Wednesday, January 10, 2018

Jurang kualitas sekolah elit dan sekolah alit makin menganga

Standar nasional pendidikan, salah satunya standar kompetenti lulusan  yang dicapai melalui penguasaan kompetensi dasar (KD) mata pelajaran, merupakan acuan gambaran seperti apa kualitas lulusan siswa dari satu jenjang pendidikan tertentu.  KD untuk jenjang SD menggambarkan kualifikasi yang harus  dikuasai siswa lulusan SD, misalnya secara pengetahuan: siswa memahami huruf abjad dan secara keterampilan: siswa terampil menggunakan huruf abjad untuk mengekspresikan ide dalam ragam tulis. 

Penguasaan kompetensi memahami dan menggunakan huruf abjad sejatinya dikuasai oleh siswa sekolah dasar, sehingga ketika siswa tersebut melanjutkan pendidikan pada jenjang yang lebih tinggi diasumsikan secara otomatis dapat mengikuti pembelajaran tanpa mengalami kesulitan terkait keterampilan membaca, menulis, berbicara, dan menyimak dan menyampaikan gagasan dalam bahasa tulis ataupun lisan.

Fenomena yang menarik ketika pada level SMA, kelas 12, terdapat siswa yang belum menguasai keterampilan merangkai huruf menjadi kata sehingga dapat memvisualisasikan gagasan dalam kata, apalagi dalam kalimat.

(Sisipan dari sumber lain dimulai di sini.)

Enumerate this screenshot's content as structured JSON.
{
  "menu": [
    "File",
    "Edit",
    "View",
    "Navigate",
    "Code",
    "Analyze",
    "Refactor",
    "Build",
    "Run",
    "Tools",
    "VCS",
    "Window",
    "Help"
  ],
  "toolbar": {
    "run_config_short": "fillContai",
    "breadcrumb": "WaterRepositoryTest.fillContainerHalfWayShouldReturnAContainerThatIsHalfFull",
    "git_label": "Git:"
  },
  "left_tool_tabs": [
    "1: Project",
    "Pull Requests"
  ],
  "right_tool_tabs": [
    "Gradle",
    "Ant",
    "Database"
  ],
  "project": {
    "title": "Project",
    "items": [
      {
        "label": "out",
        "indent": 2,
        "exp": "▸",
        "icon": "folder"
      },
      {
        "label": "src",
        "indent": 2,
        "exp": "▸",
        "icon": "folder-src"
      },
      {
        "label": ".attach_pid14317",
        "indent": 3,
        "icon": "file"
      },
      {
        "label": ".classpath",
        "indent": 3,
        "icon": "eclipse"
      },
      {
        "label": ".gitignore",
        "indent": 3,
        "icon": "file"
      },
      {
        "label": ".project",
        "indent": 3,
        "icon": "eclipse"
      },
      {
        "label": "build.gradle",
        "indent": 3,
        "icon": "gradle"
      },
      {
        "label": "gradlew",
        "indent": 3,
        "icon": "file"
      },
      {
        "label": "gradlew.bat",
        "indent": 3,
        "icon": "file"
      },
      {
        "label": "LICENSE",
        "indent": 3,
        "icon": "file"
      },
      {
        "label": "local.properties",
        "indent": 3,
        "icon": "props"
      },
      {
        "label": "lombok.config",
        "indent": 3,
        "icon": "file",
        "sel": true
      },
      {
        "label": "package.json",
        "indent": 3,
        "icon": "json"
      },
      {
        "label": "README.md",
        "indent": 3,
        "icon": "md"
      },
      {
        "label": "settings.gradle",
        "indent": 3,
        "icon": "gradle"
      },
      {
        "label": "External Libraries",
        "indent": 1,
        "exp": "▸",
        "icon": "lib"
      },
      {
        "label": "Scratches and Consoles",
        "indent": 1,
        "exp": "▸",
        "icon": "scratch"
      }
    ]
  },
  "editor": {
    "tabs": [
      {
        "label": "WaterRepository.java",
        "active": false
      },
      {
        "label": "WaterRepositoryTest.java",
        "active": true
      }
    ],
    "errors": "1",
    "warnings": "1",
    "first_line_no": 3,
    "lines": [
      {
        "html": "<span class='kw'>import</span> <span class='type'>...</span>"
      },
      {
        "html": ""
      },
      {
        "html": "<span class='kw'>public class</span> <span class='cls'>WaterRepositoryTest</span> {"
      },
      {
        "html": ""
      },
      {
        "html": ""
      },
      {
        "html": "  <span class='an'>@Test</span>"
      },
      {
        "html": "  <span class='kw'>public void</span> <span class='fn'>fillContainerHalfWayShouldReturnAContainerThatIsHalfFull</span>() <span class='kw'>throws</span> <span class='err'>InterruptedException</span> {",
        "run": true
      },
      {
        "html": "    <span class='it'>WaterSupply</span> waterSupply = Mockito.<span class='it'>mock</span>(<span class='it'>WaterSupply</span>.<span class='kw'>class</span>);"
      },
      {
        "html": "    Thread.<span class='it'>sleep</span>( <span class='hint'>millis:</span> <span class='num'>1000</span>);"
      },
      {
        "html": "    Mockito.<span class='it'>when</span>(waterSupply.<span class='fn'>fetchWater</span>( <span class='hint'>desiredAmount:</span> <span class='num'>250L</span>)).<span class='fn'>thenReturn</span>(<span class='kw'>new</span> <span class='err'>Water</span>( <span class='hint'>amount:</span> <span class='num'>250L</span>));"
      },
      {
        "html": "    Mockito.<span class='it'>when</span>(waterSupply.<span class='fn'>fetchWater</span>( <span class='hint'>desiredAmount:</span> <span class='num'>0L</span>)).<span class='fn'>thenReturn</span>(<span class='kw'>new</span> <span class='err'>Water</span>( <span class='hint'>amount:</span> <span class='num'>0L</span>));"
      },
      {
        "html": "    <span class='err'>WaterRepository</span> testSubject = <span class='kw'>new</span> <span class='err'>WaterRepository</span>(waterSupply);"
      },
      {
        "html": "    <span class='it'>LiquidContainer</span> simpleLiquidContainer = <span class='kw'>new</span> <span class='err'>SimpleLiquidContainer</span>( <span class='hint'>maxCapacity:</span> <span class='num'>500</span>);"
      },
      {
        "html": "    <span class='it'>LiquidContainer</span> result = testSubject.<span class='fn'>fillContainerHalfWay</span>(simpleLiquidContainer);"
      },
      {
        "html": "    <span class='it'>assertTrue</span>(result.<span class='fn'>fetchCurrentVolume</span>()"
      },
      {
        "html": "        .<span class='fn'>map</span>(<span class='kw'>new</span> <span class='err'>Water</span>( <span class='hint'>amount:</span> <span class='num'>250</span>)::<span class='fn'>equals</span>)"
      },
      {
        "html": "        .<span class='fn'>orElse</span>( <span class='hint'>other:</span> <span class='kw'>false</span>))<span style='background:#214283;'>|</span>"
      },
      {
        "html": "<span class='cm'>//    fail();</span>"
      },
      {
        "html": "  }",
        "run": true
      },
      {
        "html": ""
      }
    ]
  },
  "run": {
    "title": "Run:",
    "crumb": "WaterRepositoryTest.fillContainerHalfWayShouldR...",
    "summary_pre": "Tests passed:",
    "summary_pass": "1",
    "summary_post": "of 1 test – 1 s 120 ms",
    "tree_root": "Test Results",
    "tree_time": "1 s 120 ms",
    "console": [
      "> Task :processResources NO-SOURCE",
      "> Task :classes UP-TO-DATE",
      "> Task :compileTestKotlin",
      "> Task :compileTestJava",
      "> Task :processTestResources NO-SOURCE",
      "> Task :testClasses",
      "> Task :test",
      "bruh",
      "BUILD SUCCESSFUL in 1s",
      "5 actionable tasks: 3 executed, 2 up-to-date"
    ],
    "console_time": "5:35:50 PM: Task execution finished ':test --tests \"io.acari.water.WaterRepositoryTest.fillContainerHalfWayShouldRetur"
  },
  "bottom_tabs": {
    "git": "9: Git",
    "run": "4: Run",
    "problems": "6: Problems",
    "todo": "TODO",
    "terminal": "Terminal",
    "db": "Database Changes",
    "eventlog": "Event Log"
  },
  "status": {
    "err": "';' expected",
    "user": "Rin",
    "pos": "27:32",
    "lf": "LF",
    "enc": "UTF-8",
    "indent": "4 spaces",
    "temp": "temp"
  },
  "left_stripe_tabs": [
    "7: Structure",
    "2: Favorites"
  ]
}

Bagaimana siswa tersebut dapat melewati kelas 7, ,8, 9, 10, 11, sehingga kini berada di kelas 12?

Siswa ini termasuk siswa yang mengalami kesulitan belajar. Hal ini dibuktikan dengan ketidakmampuan menulis untuk menyampaikan ide.  Tulisan siswa ini sama sekali tidak dapat dipahami. Hasil tulisannya hanya merupakan rangkaian huruf yang tidak bermakna seperti misalnya 'gidder, peomg,' dan serangkaian huruf-huruf lainnya yang tidak merepresentasikan apapun.

Siswa tersebut berasal dari sekolah dengan layanan standar nasional pendidikan di bawah minimal. Sebagai contoh, siswa dilayani oleh guru kelas atau guru-guru SD yang bersedia meluangkan waktu di sore hari sepulang ngajar di SD. Siswa SMA seharusnya dilayani oleh guru mata pelajaran. Ketidaktersediaan unsur tenaga pendidik yang mengampu mata pelajaran, berakibat langsung terhadap bagaimana siswa mendapatkan pembelajaran dan bagaimana mereka diukur keberhasilan belajarnya.

Sekolah kecil, baru berdiri, nun jauh di pedesaan, tentu saja tidak semudah sekolah  elit dalam menyelenggarakan pendidikan. Sekolah elit dengan mudah melampaui standar, salah satunya dengan tersedianya tenaga pendidik yang bersertifikat sesuai mata pelajaran yang diampunya.  Bagaimana dengan nasib sekolah-sekolah alit (kecil) yang berdarah-darah mengejar standar nasional? Mereka kepayahan mencari guru. Mendatangkan guru, bukan tidak mungkin dilakukan, namun sekolah alit, tertatih-tatih, dananya pun alit.
Perlu dipikirkan lebih lanjut bagaimana agar sekolah alit berhenti  mengeluarkan lulusan tidak kompeten.